51 Als er nog vele jaren zijn, moet hij dienovereenkomstig zijn loskoping vergoeden van het geld waarvoor hij was verkocht. 51 Indien het nog vele jaren zijn, zal hij dienovereenkomstig zijn losgeld terugbetalen van het geld, waarvoor hij was gekocht. 51 Als er nog veel jaren resten, moet een evenredig deel van het bedrag als losgeld worden betaald;
52 En als er nog weinig jaren overblijven tot het jubeljaar, dan moet hij dat met hem berekenen. Overeenkomstig zijn jaren moet hij zijn loskoping vergoeden. 52 Indien er weinige jaren overblijven tot het jubeljaar, dan zal hij met hem een berekening maken; overeenkomstig die jaren zal hij zijn losgeld terugbetalen. 52 als er volgens de berekening nog weinig jaren resten tot aan het jubeljaar, moet een evenredig deel worden afgelost.
53 Hij moet als een dagloner jaar op jaar bij hem blijven. Men mag onder uw ogen niet met harde hand over hem heersen. 53 Zo zal hij als een dagloner van jaar tot jaar bij hem zijn; deze zal bij u niet met hardheid over hem heersen. 53 Zo iemand moet op dezelfde manier behandeld worden als een loonarbeider die per jaar in dienst wordt genomen; jullie mogen niet toestaan dat hij wordt afgebeuld.
54 Maar als hij op deze manier niet kan worden vrijgekocht, dan mag hij in het jubeljaar vertrekken, hij en zijn kinderen met hem. 54 Maar indien hij op deze wijze niet gelost wordt, dan komt hij in het jubeljaar vrij, hij met zijn kinderen. 54 Wanneer hij niet op de een of andere manier wordt vrijgekocht, komt hij in het jubeljaar met zijn kinderen vrij.

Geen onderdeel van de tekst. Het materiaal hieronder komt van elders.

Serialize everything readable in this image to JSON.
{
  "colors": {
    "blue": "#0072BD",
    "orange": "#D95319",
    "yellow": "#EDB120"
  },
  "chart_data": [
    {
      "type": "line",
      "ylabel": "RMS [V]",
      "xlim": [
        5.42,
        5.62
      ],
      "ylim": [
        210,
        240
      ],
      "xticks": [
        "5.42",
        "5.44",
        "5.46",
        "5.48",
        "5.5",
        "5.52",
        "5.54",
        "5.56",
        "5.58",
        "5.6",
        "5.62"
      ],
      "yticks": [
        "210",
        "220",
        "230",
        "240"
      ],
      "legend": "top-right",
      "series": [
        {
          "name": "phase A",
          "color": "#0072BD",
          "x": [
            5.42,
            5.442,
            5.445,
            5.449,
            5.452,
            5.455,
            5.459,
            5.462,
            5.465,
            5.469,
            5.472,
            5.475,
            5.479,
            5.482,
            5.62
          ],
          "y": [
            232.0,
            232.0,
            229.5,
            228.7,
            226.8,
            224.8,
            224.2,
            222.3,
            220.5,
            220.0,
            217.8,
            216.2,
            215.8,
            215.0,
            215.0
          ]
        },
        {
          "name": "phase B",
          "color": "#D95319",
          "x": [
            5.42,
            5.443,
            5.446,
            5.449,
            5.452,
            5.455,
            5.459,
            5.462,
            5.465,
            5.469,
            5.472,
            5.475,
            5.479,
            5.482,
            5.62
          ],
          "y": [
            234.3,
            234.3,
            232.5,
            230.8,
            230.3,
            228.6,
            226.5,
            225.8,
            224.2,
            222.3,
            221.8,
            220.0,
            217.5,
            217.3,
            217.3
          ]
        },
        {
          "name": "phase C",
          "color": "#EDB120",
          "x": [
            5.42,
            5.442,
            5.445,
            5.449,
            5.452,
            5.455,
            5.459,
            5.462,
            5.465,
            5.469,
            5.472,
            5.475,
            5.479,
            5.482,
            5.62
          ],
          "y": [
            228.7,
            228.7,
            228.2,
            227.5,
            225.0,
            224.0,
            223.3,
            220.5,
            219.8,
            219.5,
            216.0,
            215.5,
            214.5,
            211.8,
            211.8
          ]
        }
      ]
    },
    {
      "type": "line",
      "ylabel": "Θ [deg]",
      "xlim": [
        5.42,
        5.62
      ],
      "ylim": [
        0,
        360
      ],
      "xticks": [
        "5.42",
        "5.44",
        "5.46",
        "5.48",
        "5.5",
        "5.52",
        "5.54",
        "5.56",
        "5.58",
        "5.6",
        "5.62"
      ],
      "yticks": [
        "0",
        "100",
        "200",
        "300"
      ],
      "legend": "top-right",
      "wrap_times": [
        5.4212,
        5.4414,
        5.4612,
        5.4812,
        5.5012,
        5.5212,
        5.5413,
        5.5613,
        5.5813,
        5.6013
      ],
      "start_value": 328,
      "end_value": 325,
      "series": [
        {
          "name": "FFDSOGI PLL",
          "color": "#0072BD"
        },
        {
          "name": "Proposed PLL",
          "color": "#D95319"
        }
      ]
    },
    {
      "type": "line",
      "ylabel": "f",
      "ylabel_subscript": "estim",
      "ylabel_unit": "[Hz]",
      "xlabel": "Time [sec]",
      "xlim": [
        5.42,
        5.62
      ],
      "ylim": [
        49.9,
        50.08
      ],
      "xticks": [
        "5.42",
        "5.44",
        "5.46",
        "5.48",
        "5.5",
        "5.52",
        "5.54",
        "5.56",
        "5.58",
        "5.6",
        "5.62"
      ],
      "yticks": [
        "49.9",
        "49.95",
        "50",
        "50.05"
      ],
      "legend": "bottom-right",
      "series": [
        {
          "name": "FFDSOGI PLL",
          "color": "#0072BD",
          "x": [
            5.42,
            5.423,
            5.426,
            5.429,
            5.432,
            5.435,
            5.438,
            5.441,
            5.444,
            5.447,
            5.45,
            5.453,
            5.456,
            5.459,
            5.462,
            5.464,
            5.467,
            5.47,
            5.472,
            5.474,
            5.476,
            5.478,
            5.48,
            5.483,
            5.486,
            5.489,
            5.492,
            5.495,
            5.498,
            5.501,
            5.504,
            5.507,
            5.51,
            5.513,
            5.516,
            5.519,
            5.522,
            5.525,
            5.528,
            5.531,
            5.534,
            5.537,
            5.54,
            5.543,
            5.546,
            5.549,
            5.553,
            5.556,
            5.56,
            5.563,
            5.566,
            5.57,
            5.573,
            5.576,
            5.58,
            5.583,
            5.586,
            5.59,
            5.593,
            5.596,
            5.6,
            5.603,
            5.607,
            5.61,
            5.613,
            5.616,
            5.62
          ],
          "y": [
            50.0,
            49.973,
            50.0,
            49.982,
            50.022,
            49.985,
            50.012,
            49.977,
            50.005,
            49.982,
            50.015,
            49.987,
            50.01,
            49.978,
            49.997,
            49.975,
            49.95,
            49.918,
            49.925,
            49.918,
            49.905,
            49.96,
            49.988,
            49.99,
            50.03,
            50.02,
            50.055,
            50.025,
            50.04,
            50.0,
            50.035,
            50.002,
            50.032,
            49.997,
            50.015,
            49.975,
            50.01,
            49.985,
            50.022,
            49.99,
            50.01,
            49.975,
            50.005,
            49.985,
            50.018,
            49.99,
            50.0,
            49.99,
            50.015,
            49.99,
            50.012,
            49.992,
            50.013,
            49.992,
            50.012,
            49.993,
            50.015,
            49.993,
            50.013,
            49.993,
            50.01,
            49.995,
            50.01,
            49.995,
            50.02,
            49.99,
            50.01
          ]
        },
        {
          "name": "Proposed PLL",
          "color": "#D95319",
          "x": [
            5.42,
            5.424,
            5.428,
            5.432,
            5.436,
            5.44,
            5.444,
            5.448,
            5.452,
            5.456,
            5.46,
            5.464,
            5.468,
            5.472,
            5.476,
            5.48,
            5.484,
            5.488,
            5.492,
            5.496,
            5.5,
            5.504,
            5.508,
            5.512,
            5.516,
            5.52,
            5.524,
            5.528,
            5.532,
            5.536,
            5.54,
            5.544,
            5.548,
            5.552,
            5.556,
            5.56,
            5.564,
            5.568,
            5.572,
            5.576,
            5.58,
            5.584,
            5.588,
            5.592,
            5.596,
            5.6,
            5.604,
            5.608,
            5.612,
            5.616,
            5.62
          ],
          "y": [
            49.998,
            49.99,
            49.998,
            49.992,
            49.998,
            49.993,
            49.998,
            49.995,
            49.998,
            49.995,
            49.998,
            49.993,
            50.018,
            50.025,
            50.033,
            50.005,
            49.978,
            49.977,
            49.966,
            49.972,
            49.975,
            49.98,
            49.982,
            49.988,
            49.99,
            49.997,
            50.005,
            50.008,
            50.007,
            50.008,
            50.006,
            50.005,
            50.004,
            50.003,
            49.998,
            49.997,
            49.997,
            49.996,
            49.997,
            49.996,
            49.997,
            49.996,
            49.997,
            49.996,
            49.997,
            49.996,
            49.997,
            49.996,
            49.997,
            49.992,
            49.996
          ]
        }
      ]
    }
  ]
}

55 Want de Israëlieten behoren Mij als dienaren toe. Zij zijn Mijn dienaren, die Ik uit het land Egypte geleid heb. Ik ben de HEERE, uw God. 55 Want de Israelieten zijn Mij tot knechten: mijn knechten zijn zij, die Ik uit het land Egypte heb geleid; Ik ben de Here, uw God. 55 Want de Israëlieten behoren Mij toe, ze zijn mijn dienaren; Ik heb hen uit Egypte weggeleid. Ik ben de HEER, jullie God.